Выбрать главу

— Выбраться бы мне отсюда. Чувствую себя ребенком, оторванным от материнской груди. Словно силою взяли да и оторвали. — Он умолк, то и дело попыхивал дымком. — Вот возьму да и опишу вас. Всех. Лаврова, Лопатина, Фигнер, вас обоих... Что, не верите?

— Почему же, Глеб Иванович?.. Но пейте, пейте, чай ведь остывает. — Клеменц пододвинул стакан.

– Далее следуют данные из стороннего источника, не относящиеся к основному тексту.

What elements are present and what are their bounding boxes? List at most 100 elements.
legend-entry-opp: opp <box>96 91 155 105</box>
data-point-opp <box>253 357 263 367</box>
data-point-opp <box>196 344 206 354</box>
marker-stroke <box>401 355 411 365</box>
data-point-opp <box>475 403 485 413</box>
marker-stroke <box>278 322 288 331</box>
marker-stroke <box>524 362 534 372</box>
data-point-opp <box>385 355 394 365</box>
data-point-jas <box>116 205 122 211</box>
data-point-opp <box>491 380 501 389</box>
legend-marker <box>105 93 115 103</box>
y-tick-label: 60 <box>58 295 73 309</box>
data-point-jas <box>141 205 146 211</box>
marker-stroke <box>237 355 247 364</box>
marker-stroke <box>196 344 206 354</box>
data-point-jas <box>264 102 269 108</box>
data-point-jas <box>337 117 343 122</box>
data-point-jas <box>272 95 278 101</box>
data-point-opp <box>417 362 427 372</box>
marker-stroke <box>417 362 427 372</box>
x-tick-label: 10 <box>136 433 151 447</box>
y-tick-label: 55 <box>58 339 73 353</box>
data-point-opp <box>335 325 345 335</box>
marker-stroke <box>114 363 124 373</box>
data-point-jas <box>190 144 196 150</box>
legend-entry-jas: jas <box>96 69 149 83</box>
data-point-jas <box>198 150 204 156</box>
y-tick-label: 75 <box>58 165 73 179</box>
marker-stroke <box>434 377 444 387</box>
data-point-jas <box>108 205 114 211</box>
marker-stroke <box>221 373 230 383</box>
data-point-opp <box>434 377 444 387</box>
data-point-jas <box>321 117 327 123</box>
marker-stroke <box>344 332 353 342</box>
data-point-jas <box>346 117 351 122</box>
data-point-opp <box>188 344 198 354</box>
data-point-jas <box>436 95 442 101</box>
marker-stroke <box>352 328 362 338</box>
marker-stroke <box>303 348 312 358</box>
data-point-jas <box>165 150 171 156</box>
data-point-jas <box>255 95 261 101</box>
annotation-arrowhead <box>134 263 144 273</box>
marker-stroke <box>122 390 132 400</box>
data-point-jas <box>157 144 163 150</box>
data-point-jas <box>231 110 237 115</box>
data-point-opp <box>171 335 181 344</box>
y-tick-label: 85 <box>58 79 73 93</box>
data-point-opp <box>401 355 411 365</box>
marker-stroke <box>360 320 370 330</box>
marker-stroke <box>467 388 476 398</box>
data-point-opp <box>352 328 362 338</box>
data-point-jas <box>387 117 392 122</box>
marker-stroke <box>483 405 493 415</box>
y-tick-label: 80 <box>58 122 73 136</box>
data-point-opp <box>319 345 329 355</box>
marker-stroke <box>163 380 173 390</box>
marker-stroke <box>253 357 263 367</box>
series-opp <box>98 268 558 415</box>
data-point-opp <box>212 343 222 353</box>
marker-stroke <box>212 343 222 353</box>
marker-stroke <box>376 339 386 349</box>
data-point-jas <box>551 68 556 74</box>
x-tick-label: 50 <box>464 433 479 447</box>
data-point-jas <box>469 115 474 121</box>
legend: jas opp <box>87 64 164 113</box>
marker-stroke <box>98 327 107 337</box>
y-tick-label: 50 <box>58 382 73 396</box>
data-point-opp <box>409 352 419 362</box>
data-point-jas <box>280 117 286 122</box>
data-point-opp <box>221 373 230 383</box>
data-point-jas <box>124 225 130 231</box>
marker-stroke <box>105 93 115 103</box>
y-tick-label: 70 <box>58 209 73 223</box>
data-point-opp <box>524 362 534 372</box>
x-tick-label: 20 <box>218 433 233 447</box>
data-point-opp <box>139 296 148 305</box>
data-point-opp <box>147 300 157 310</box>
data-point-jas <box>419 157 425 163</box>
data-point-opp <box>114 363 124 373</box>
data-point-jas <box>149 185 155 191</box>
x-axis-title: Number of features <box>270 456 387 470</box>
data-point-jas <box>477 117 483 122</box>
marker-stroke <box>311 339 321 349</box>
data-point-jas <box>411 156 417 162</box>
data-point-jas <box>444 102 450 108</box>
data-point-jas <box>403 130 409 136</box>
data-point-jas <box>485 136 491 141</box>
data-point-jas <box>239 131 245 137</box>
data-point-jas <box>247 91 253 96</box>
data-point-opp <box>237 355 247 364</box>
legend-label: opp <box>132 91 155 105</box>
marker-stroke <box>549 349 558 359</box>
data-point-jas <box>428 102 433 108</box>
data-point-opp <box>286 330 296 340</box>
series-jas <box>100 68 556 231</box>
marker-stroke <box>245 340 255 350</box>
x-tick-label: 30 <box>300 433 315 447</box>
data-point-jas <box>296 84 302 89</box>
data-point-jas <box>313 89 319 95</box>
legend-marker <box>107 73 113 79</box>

— Да, да, — кивнул Успенский. Он взялся было за стакан, хотел поднять его, но вдруг резко отдернул руку. — Пять лет прошло, а преследования коммунаров не прекратились. Франция! Вершина цивилизации!.. Это же разбой! На людей только за то, что они добиваются свободы, устраивают облавы. Позор!.. — Он все же отхлебнул из стакана и, вероятно, обжегся, потому что нервно отодвинул его, снова потянулся к папиросе. — Вы читали мою «Большую совесть»? — обратился к Кравчинскому. — Ну и как? Впечатляюще? Иначе, батенька, нельзя. Кое-кто обвиняет меня в натурализме, в воспевании стихии. А какой, скажите, здесь натурализм, если войска версальцев расстреливают женщин, детей, младенцев? Это правда! И я показал ее так, как надлежит. Мы должны учиться... Вы должны учиться, — поправился. — Подумайте только — они гибнут, их расстреливают сотнями, у них не хватает даже винтовок, а в арсеналах полно оружия! «Банк де Франс» набит деньгами — там, оказывается, лежало три миллиарда франков, — а им не на что было купить еду. В Версале, под боком, группируются вражеские силы — они же ни шагу за черту Парижа... Что это такое? Если все революции будут такими гуманными... — Он не выдержал, вскочил, подошел к окну, обернулся. — Вот в чем суть. Если бы в этих стаканах была отрава, должен был бы я об этом сказать? То-то же. И «Нравы Растеряевой улицы», и «Будка», и все мои писания — все правда. Не натурализм, а чистая правда. И пусть мне говорят что угодно, я знаю свое.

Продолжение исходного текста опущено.